Die Umpackerei für wenige Nächte kennen wir mittlerweile schon; dass andere Leute unser Zelt aufstellen werden, erscheint uns wie ein großer Luxus. Außerdem ist es für uns ganz ungewohnt, dass es erst um zehn losgehen soll!

Morgens haben also alle noch Zeit für ein genüßliches Frühstück und entspanntes Packen. Kissen, Handtuch, Mütze, Halstuch, Fleecejacke, Schlafsack, T-Shirt, Unterwäsche, Socken, Kamera, Fernglas, Tagebuch, Kekse, Malariatabletten, Waschzeug, ausreichend Kontaktlinsen, Stirnlampe, Klopapier, Desinfektionsmittel. Ihr seht schon, Kleidung ist noch der kleinste Punkt auf der Packliste. Ausgeschlafen sind wir auch alle, einigermaßen. Job hat heute nacht von einer Schlange im Zelt geträumt, und es hat eine Weile gedauert, ihn davon zu überzeugen, dass da keine ist.
Gleich geht es dann also los, sobald die leicht verspäteten Fahrer da sind. Zwischen Karatu und der Serengeti liegt der Ngorongoro National Park, ein eingefallener Vulkankrater, den wir auf dem Rückweg auch noch besuchen werden. Natürlich muss hier auch schon auf dem Hinweg Eintritt für den Park bezahlt werden. Immerhin ist das alles schon inklusive im Activity Package, wir müssen nur im Jeep sitzen und aus dem Fenster schauen.
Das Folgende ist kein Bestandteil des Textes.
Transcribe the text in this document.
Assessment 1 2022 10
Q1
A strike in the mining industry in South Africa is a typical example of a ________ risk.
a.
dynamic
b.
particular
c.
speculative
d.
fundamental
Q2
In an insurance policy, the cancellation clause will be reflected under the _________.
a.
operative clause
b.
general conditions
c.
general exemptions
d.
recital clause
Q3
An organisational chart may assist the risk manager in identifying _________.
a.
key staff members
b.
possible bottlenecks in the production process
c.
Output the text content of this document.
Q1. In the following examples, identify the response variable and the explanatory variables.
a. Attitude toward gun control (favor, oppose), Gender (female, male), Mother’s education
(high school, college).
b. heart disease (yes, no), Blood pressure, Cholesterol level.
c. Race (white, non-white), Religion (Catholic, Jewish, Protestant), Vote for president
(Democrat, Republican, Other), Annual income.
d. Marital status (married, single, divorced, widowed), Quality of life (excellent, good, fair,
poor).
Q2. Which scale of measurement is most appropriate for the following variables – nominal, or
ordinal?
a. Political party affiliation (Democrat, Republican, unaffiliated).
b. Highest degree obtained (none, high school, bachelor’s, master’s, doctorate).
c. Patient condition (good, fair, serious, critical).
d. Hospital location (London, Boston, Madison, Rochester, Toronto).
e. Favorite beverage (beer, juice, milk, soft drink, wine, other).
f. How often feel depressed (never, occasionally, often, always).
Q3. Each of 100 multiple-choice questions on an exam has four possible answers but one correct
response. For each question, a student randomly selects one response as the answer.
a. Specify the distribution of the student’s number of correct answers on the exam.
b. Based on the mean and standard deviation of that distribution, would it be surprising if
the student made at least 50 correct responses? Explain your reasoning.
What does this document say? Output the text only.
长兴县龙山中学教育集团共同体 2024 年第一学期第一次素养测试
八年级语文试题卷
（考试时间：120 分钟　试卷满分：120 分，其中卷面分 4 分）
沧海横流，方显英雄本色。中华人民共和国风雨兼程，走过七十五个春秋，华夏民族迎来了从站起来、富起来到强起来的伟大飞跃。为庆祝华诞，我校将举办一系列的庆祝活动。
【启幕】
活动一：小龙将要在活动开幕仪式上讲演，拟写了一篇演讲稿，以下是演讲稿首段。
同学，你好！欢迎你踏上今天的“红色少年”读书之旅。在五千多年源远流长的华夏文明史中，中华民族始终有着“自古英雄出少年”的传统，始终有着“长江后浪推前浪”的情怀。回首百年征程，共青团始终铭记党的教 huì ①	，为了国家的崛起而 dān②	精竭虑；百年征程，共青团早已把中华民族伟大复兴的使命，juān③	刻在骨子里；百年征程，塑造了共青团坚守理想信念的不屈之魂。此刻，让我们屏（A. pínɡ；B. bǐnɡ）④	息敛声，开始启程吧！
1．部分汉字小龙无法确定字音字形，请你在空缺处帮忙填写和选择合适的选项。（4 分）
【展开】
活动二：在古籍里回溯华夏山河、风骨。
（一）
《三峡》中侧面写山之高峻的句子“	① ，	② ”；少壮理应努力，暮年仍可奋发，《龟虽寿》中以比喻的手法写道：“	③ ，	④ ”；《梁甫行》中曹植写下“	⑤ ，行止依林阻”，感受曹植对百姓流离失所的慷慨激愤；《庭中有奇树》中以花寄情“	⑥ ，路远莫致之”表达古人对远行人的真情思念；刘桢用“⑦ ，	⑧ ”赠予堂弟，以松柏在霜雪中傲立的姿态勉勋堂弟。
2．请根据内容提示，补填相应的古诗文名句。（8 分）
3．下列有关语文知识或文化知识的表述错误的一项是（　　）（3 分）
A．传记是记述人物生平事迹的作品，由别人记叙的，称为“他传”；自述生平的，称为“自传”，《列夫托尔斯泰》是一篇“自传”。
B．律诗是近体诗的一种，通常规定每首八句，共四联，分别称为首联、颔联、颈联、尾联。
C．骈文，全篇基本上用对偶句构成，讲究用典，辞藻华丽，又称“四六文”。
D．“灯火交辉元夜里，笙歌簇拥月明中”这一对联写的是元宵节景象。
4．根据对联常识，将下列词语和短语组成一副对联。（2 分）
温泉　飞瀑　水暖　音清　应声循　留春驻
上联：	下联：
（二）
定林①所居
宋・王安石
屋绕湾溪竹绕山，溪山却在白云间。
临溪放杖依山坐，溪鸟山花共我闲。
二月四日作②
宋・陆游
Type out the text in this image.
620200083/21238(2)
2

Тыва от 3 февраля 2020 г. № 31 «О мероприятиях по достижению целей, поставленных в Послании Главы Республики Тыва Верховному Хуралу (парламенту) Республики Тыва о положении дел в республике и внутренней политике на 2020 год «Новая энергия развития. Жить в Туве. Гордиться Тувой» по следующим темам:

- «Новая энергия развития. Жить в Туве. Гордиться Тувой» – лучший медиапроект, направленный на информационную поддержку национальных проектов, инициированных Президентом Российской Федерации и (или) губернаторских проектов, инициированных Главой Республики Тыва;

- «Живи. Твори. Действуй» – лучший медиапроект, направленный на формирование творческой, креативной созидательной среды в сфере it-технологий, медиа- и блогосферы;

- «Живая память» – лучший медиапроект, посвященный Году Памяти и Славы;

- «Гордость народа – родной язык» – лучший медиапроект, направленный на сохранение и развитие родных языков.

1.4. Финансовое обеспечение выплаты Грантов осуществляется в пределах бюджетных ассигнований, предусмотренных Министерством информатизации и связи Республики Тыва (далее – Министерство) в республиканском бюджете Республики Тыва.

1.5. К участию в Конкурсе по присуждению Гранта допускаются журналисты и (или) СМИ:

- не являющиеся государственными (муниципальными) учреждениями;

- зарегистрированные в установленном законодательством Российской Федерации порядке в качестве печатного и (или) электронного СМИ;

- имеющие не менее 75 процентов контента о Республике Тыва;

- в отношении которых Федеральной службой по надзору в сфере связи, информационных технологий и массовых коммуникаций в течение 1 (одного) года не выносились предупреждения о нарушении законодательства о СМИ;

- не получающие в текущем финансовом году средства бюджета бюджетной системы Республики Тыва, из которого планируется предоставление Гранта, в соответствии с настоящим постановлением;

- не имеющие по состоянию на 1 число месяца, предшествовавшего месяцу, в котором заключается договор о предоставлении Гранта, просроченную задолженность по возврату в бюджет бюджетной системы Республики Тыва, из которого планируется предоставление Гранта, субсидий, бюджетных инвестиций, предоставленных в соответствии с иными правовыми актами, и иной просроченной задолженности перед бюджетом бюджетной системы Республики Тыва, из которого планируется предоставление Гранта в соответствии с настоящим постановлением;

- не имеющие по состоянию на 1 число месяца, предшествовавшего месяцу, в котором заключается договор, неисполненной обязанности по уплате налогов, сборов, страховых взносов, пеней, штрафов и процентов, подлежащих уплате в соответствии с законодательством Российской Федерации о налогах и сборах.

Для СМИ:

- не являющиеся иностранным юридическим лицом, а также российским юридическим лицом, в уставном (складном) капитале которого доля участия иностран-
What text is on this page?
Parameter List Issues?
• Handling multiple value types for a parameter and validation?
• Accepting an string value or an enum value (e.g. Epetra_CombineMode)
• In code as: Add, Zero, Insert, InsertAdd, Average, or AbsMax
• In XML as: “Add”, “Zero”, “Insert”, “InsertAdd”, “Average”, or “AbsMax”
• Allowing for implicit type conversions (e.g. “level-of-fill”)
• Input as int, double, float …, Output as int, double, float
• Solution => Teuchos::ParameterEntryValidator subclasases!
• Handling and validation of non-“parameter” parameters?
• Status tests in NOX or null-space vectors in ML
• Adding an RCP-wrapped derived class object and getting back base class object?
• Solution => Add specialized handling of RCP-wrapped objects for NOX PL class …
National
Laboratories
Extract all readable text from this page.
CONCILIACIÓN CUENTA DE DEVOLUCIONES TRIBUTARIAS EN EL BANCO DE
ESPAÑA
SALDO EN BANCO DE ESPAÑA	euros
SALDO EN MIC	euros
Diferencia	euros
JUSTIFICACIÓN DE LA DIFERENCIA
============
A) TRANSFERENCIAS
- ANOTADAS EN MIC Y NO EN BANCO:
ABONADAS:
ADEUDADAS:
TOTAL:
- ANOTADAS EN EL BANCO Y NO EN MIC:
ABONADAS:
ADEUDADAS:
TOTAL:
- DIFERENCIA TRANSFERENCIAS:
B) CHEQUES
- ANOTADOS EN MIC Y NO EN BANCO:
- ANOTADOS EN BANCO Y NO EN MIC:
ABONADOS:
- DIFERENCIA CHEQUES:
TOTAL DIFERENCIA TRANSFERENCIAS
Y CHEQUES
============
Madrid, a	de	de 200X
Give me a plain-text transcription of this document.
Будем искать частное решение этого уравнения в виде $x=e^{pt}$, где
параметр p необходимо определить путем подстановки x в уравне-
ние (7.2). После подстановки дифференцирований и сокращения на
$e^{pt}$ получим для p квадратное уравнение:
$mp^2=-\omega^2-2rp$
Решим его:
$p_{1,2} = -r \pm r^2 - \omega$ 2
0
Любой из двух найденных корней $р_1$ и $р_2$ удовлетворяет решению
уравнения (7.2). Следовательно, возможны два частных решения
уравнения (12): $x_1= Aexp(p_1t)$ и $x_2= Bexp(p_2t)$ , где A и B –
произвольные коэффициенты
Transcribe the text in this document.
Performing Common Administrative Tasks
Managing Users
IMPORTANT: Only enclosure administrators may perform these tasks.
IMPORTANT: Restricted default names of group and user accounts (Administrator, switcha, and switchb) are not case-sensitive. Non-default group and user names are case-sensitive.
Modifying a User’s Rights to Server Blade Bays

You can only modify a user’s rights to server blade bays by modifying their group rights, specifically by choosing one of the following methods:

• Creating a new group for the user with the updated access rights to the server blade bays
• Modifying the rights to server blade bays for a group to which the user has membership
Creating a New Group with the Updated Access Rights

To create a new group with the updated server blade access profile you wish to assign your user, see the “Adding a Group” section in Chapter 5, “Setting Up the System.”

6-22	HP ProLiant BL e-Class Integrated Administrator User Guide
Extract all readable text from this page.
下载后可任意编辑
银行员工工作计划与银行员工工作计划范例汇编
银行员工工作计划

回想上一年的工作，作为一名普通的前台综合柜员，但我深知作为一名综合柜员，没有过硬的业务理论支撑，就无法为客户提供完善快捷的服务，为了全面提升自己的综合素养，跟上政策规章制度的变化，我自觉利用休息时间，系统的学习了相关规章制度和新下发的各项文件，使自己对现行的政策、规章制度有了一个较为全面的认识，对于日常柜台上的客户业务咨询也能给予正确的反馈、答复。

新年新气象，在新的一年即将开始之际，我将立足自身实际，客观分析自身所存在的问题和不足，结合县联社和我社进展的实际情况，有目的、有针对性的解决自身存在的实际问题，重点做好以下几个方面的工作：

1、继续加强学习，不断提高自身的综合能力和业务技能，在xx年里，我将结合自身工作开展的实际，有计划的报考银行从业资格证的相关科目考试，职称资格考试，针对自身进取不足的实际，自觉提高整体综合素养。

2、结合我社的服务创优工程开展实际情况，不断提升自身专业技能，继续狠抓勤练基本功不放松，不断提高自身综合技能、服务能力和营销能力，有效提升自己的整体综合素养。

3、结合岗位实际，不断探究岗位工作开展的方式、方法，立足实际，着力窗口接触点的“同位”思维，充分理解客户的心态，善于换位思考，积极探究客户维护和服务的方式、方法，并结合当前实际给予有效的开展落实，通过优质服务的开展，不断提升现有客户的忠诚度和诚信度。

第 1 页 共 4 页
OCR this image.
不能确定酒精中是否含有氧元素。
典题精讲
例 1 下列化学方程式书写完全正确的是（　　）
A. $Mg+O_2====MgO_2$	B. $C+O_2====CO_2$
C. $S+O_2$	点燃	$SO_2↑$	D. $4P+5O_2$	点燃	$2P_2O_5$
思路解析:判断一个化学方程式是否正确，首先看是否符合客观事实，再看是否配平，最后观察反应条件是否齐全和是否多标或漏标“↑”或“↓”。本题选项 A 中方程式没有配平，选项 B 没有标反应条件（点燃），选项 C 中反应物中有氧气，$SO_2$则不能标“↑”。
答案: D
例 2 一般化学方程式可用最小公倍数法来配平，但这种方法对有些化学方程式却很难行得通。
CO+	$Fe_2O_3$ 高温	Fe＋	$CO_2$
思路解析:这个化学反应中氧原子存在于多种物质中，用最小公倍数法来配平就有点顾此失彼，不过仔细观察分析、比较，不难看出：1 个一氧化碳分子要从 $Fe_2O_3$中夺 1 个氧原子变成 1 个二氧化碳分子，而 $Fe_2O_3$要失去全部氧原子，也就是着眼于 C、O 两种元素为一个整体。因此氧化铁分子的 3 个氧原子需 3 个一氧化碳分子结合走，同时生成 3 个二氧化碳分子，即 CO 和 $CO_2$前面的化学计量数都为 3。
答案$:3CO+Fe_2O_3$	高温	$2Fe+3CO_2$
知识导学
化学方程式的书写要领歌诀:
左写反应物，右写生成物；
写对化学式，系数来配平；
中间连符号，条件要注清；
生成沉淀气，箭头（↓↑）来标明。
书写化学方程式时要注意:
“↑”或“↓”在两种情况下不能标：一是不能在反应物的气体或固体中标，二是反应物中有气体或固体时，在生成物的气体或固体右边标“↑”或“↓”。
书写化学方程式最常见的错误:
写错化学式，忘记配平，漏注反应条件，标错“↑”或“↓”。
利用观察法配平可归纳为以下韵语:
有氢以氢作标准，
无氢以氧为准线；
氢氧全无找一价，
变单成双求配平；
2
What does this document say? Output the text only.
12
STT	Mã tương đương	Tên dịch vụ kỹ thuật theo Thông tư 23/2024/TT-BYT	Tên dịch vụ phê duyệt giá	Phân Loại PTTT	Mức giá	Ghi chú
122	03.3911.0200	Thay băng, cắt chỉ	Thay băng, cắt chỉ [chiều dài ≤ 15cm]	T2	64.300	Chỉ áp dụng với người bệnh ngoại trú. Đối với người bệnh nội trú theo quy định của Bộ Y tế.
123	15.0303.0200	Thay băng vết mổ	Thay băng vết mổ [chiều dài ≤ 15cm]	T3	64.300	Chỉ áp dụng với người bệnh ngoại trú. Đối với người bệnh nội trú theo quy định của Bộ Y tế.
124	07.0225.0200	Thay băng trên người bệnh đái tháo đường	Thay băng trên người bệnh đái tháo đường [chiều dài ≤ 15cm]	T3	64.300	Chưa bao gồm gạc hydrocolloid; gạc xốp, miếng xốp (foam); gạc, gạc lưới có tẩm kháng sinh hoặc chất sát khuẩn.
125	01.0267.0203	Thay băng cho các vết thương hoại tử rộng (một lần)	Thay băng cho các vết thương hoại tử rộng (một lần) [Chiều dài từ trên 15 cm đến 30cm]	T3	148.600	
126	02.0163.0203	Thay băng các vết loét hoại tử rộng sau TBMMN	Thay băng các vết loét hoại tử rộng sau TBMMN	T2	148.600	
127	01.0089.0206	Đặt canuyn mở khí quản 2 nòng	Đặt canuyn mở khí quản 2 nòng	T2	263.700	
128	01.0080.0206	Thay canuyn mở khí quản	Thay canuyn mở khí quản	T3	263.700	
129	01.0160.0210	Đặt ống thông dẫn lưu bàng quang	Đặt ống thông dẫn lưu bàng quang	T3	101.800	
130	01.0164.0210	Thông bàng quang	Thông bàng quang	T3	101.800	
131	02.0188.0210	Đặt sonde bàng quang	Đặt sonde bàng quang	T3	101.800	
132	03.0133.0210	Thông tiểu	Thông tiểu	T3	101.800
Dann geht es schon los. Wir teilen uns auf zwei Jeeps auf - Sonja, Godfree, B & Rich, David und Marlis; im anderen Jeep Katja, Jesper, Armin & Sonja, Carla, Roberto und Job. Die Luft ist mittlerweile unglaublich trocken, und ich verwandle mich mit Halstuch, Sonnenbrille und Cap in einen Banditen, um meine Atemwege ein wenig zu schonen.
Auf dem Weg in die Serengeti ist der erste Halt der am Eingang zum Ngorongoro-Krater-Park. Die Grenze ist schon ein paar Kilometer weiter vorn, da steht einfach mitten im nichts ein Torbogen über dem Schotterweg, aber hier gab es wohl ausreichend Wasser für ein Besucherzentrum.
Die Straße in die Serengeti führt auf dem Kraterrand des Ngorongoro entlang; die übernächste Nacht werden wir auch hier in der Nähe auf 2400m Höhe verbringen.Wir machen bei einem Aussichtspunkt halt. Ich hatte vorher keine Ahnung, was der Krater eigentlich ist, aber der Blick verschlägt mir die Sprache. Riesig. Weit. Unfassbar.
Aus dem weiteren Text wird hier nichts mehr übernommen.